The connections will mark the first time the research internet service provider has directly served broadband to residents that are not staff or students of a university.
Its private network has typically been used to connect universities, research institutions and more recently TAFE colleges and some high schools with high-speed broadband.
It became one of the first providers to offer services over the NBN in the first five mainland sites but primarily targeted premises connected directly with universities or on campus within fibre-serving areas.
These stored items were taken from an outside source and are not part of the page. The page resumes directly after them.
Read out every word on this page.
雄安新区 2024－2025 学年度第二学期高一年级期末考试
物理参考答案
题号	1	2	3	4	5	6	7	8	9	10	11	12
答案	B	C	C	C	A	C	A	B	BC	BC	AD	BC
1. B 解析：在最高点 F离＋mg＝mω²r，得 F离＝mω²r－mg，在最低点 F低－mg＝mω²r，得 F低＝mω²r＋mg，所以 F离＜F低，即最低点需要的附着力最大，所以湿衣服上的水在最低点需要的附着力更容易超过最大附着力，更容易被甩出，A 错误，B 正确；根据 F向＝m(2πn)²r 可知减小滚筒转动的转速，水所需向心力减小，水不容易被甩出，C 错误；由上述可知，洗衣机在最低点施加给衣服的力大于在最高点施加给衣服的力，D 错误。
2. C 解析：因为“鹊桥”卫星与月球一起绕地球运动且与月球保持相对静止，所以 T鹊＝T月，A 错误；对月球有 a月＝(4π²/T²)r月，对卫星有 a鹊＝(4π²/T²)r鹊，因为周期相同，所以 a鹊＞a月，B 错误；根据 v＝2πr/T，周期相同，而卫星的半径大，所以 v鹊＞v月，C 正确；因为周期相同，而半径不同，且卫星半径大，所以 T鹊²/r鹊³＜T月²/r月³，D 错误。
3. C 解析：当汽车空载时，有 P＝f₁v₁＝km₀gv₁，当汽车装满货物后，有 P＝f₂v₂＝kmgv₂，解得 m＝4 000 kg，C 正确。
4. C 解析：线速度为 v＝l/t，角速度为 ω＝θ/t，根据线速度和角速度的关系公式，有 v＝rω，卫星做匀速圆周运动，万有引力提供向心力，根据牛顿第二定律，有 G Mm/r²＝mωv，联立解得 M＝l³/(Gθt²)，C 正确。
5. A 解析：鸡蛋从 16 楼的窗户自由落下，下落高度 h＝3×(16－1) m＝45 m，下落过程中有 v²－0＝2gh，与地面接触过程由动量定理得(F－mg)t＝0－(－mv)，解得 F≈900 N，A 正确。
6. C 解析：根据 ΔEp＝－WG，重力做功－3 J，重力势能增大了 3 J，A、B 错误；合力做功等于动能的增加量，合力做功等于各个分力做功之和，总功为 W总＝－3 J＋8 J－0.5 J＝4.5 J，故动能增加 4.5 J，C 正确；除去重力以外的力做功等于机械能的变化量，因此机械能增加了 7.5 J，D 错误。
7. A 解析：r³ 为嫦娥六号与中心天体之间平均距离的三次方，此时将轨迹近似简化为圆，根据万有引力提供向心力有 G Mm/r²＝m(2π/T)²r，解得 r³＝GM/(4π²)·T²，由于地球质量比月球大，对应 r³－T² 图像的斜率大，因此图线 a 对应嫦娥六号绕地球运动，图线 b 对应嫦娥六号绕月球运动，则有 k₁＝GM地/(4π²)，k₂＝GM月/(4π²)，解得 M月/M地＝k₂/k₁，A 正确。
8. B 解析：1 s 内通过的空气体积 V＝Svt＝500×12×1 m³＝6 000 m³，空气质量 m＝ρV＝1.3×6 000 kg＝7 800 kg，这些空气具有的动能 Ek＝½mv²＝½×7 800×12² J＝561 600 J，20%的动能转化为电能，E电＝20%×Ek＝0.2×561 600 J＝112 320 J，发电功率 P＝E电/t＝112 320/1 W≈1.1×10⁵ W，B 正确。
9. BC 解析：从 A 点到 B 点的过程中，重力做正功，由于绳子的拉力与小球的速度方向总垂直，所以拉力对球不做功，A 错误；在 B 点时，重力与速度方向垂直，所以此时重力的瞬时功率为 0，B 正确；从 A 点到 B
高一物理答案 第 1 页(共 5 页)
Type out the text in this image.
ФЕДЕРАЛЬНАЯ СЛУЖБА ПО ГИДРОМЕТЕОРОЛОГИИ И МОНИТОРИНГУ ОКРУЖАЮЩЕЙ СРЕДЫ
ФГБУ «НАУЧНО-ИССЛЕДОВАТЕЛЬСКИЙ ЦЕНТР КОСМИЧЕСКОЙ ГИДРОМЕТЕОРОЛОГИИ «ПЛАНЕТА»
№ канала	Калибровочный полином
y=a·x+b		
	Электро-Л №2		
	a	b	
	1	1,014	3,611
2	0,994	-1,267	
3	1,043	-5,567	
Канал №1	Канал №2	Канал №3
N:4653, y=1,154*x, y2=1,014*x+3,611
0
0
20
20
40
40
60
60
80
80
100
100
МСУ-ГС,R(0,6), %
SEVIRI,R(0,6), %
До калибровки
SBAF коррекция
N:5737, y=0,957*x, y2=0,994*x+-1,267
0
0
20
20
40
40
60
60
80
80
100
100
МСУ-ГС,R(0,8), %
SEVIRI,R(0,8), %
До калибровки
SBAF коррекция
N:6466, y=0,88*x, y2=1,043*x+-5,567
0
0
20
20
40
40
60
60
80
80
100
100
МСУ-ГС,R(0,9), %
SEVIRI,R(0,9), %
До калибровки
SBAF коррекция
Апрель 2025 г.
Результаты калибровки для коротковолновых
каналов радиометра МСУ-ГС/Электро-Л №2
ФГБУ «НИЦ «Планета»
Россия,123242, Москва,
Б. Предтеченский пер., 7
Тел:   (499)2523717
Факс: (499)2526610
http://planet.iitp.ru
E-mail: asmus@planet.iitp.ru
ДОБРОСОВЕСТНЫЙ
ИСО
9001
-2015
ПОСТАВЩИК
Though the provider maintains no plans to move into commercial NBN services, CEO Chris Hancock told iTnews that upcoming trials in Townsville and the Melbourne suburb of Brunswick would be the first time it had served residential premises.
AARNet plans to connect up to 20 homes in Brunswick later this year in a 15-month trial allowing physiotherapists to train classes of six to eight elderly patients at a time using the Xbox Kinect device, voice activation and virtual avatars.
It comes as part of a research project conducted by the University of Melbourne's Institute for a Broadband-Enabled Society, which is developing dozens of new applications to take advantage of higher speed connections over the NBN.
In Townsville, Hancock said AARNet would connect "several hundred" premises over the network to the general practices within the Townsville-Mackay Medicare local area, allowing nurses in the area to monitor diabetes patients in the town.
The two e-health projects are some of the NBN research testbeds AARNet plans to provide in cooperation with research institutions or universities.
"This is the trial is important to gauge how successful it is for this group of people and if we believe the health outcomes and the social outcomes are achieved, you'll see this developed throughout the home to multiple devices," Hancock said.
AARNet's direct connections to premises outside of universities would be isolated solely to projects intended for the home.
"It's not really our project to connect them [home users to the internet], that's for the commercial service providers to do," he said.
"We have a very clear mandate and it's certainly not in the commercial field. Ours is to test and trial and testbed things with respect to the research and collaboration outcomes that will come from it."
Hancock would not reveal other planned projects but said several were planned for direct connections to homes in the near future.